Again, to put this in numbers, the average time to find all the words that are in the matrix is **150 milliseconds** on my laptop. Compared to the previous one, this is already a big step forward.

### Branch and Bound

Looking at the first algorithm we can observe something. The lookup for a word “clev” fails, but we must continue the research from this word and up to 15 letters in order to find existing words. For example “clever” is in the dictionary.
*To speed up the research, it would be useful to know instead, from the first letters, that the word is not a prefix of any word in the dictionary*. For example, with “xhct” we don’t need to continue to search, we will not find any longer word with that prefix.

Hence, to do this, we need a clever “hashmap”, where we can do prefixes lookups. This type of data structures exists and is widely used, for example in information retrieval. Examples of these are: Trie, and Radix Tree

We expect such an algorithm to be very fast, because the enumeration of all possible combination is rigorously guided, excluding all wrong path, and using very fast lookup.

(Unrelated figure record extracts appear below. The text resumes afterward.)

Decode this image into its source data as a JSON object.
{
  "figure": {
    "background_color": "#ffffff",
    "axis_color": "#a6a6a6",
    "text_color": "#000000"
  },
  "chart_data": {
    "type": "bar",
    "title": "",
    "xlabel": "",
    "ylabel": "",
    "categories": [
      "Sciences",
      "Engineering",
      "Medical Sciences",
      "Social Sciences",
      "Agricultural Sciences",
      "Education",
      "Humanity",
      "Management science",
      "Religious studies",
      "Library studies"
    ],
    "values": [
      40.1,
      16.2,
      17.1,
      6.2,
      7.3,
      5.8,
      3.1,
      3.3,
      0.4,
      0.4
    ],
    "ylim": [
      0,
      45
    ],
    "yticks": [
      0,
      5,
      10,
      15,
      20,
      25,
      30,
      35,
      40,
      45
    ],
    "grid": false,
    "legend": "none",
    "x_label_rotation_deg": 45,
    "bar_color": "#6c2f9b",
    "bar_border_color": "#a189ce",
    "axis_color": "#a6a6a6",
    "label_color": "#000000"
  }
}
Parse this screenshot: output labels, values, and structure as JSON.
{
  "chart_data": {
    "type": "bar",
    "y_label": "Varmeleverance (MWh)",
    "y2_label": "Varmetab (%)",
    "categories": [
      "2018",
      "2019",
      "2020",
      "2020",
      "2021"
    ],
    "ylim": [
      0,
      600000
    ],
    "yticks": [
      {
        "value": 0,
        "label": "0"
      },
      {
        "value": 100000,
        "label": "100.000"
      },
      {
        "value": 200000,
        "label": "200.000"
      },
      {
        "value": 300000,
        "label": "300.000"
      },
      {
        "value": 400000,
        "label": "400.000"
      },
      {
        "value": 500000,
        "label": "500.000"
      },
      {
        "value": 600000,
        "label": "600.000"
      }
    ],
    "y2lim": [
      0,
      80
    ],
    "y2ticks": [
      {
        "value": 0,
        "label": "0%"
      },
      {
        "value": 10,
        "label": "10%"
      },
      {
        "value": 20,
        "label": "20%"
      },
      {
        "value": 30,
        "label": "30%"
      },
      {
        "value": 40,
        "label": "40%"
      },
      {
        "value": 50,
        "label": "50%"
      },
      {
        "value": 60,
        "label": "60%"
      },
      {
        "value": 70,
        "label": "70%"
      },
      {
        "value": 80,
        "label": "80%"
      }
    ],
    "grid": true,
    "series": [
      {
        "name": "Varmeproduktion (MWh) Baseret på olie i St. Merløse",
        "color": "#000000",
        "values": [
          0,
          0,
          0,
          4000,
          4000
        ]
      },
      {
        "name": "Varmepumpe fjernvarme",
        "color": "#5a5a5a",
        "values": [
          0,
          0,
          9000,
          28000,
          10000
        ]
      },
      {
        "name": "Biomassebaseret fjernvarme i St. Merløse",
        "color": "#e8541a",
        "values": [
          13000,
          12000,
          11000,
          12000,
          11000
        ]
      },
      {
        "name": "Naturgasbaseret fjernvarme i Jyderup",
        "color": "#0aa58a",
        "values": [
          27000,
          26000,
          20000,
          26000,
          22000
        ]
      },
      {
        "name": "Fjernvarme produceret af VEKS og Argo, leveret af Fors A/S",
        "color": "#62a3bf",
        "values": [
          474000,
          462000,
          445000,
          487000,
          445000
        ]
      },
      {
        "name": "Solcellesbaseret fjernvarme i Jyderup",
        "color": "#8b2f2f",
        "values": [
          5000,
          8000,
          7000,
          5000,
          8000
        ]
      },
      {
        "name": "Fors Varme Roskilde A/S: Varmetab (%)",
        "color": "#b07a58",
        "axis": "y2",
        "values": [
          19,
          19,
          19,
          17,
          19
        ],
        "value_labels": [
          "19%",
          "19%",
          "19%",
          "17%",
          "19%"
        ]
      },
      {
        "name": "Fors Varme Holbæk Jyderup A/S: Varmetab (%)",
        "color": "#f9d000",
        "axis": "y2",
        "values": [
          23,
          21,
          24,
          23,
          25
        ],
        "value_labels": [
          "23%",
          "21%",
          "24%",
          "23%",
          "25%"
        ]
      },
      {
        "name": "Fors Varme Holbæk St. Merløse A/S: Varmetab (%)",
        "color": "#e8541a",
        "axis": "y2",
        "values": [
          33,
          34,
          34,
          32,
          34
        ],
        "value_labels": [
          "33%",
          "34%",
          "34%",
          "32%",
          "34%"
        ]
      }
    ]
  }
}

To test this algorithm, I implemented an optimised version of Trie, which is expensive in terms of memory.

To compare this with the other two algorithms in term of time, this algorithm needs, in the average case, **less than 1ms** to calculate all words in the matrix in my laptop.

## Conclusion

We have seen three ways to solve this problem, each of them has pros and cons:

Algorithm | Time | Time (with data structure population) |
Requested Primary Memory |
---|---|---|---|

Full Enumeration | 2,5sec+ | 2,5sec+ | ~6MB |

Active Dictionary | 150ms | 170ms | ~0MB |

Branch and Bound | 1ms | 300ms | ~140MB |

The second method, despite the time of 150ms, is a practical algorithm, where you don’t need to much memory to memorise the dictionary.

The third method is surely faster, but it is expensive in terms of memory, and the algorithm also needs a slow phase where the data structure is getting ready.